Ein Augenblick verging, dann stand Agnes auf, als habe sie jetzt begriffen. Sie war tief errötet. Sie ging zur Tür. Diederich holte sie ein. „Aber Agnes, so hab ich es doch nicht gemeint. Es war doch nur, weil ich dich viel zu sehr achte – und ich kann ja auch wiederkomm­en Sonntag.“Sie ließ ihn reden, mit unbewegter Miene. „Nun sei doch wieder gemütlich“, bat er. „Du hast noch nicht mal deinen Hut abgenommen.“Sie tat es. Er verlangte, sie solle sich auf den Diwan setzen, und sie setzte sich.
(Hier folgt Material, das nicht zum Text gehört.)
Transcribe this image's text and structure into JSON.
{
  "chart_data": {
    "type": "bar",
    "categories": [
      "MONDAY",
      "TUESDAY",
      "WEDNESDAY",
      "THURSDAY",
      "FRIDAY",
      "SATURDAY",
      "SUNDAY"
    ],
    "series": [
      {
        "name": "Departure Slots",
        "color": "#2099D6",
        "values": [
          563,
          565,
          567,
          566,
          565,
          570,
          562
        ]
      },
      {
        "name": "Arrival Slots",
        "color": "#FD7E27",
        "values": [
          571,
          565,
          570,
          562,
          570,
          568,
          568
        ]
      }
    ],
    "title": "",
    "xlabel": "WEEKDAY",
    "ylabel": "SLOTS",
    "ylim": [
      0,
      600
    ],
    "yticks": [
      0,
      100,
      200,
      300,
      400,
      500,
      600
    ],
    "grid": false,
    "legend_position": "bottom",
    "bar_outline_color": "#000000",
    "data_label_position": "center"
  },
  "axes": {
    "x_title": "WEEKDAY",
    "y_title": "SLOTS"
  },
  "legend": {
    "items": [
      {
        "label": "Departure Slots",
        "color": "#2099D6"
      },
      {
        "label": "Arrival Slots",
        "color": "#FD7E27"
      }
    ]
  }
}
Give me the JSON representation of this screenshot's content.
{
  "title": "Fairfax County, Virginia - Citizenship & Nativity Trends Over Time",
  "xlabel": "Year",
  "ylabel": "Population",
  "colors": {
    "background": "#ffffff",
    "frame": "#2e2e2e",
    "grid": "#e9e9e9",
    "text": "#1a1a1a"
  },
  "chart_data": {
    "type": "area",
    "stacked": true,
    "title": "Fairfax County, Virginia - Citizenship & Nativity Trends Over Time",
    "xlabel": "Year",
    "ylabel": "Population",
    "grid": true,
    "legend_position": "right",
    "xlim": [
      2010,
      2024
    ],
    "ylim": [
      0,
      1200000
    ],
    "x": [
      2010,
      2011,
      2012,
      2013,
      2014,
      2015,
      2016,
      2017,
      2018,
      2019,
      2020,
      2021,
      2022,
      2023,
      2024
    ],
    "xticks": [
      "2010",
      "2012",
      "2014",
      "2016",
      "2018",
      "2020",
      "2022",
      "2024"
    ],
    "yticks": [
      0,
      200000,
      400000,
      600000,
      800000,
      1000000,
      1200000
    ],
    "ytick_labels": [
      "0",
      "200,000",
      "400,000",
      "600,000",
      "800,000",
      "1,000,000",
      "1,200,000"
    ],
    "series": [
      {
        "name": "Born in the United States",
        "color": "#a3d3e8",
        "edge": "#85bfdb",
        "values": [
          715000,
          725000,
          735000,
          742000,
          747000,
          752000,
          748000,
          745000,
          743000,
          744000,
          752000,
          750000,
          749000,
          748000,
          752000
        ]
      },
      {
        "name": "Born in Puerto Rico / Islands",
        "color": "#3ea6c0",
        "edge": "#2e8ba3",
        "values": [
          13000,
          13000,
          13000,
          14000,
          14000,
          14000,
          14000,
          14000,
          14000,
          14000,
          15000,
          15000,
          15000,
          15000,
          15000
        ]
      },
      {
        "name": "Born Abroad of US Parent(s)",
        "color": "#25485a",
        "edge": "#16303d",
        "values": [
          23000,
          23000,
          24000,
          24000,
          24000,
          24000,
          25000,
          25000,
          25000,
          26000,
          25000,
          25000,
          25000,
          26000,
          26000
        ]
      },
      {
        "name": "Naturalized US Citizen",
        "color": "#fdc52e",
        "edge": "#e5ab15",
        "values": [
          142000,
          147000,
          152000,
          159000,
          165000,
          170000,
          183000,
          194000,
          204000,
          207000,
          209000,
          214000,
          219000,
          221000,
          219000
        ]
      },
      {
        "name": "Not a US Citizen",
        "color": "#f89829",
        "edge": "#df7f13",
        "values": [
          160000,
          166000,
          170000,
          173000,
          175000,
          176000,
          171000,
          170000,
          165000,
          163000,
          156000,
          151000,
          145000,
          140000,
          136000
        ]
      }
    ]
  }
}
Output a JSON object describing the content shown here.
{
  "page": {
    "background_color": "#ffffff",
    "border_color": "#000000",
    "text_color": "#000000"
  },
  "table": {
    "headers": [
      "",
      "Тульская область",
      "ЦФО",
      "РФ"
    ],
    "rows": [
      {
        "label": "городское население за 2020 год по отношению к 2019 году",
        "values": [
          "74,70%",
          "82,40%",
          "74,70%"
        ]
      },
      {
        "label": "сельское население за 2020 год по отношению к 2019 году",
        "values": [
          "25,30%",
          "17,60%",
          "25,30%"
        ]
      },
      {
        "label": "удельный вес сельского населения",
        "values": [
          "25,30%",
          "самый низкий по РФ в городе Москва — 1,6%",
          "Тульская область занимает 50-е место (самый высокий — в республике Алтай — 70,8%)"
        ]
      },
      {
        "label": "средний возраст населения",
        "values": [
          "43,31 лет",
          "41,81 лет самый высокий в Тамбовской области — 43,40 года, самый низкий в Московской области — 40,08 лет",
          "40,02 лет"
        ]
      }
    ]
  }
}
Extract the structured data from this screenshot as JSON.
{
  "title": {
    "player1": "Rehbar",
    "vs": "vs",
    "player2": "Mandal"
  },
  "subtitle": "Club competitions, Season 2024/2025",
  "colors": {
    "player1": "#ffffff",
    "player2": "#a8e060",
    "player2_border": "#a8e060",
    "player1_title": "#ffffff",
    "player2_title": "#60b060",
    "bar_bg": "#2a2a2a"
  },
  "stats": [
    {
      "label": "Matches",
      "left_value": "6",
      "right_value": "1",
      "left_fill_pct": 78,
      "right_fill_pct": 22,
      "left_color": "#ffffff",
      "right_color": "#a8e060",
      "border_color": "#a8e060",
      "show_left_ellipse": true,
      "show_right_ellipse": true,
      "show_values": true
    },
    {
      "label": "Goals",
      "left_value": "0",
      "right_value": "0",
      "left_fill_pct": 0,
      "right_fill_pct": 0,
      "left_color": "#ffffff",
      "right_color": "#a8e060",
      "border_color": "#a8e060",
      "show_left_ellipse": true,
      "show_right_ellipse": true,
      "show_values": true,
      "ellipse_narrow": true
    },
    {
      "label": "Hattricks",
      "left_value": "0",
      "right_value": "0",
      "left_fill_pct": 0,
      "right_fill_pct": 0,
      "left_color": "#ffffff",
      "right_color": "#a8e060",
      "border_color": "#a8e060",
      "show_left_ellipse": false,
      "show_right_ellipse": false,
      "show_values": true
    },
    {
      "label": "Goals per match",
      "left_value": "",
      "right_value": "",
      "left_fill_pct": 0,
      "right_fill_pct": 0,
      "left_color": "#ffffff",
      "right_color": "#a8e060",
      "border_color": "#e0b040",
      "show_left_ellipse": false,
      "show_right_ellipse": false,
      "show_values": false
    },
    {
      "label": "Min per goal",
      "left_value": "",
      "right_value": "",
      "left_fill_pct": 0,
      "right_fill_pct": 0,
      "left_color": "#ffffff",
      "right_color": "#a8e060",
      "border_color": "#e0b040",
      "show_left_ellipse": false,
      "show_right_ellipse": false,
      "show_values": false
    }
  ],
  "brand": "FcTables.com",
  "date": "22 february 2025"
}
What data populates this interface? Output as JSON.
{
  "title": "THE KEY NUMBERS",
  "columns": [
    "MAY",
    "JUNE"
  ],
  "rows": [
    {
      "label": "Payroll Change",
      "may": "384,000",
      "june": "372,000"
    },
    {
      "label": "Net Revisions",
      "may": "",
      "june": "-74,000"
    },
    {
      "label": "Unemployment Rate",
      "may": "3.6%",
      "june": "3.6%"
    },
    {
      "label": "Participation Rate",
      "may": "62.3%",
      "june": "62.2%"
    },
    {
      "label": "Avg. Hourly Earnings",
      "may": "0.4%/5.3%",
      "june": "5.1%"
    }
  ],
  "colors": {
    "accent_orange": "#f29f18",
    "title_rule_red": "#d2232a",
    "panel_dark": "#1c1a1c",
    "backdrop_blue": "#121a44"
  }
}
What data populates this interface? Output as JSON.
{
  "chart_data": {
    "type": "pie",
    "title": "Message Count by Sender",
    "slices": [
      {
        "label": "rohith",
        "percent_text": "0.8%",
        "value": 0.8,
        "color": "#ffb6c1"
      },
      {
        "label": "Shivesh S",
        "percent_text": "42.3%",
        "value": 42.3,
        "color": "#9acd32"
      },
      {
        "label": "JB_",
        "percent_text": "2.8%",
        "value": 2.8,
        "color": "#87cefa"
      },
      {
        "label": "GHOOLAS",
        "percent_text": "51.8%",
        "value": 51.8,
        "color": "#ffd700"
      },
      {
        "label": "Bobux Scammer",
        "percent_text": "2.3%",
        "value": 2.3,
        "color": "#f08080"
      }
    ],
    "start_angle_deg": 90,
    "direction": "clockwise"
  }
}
Sie küßte ihn auch, wie er es wollte. Aber indes ihre Lippen lächelten und küßten, blieben ihre Augen starr und unbeteilig­t. Plötzlich riß sie ihn in ihre Arme: er erschrak, er wußte nicht, ob es Haß war. Aber dann fühlte er sich heißer geliebt als je.

„Heute war es aber wirklich schön. Was, meine kleine süße Agnes?“sagte Diederich, zufrieden und gutmütig.

„Adieu“, sagte sie, hastend nach Schirm und Beutel, während er sich erst ankleidete.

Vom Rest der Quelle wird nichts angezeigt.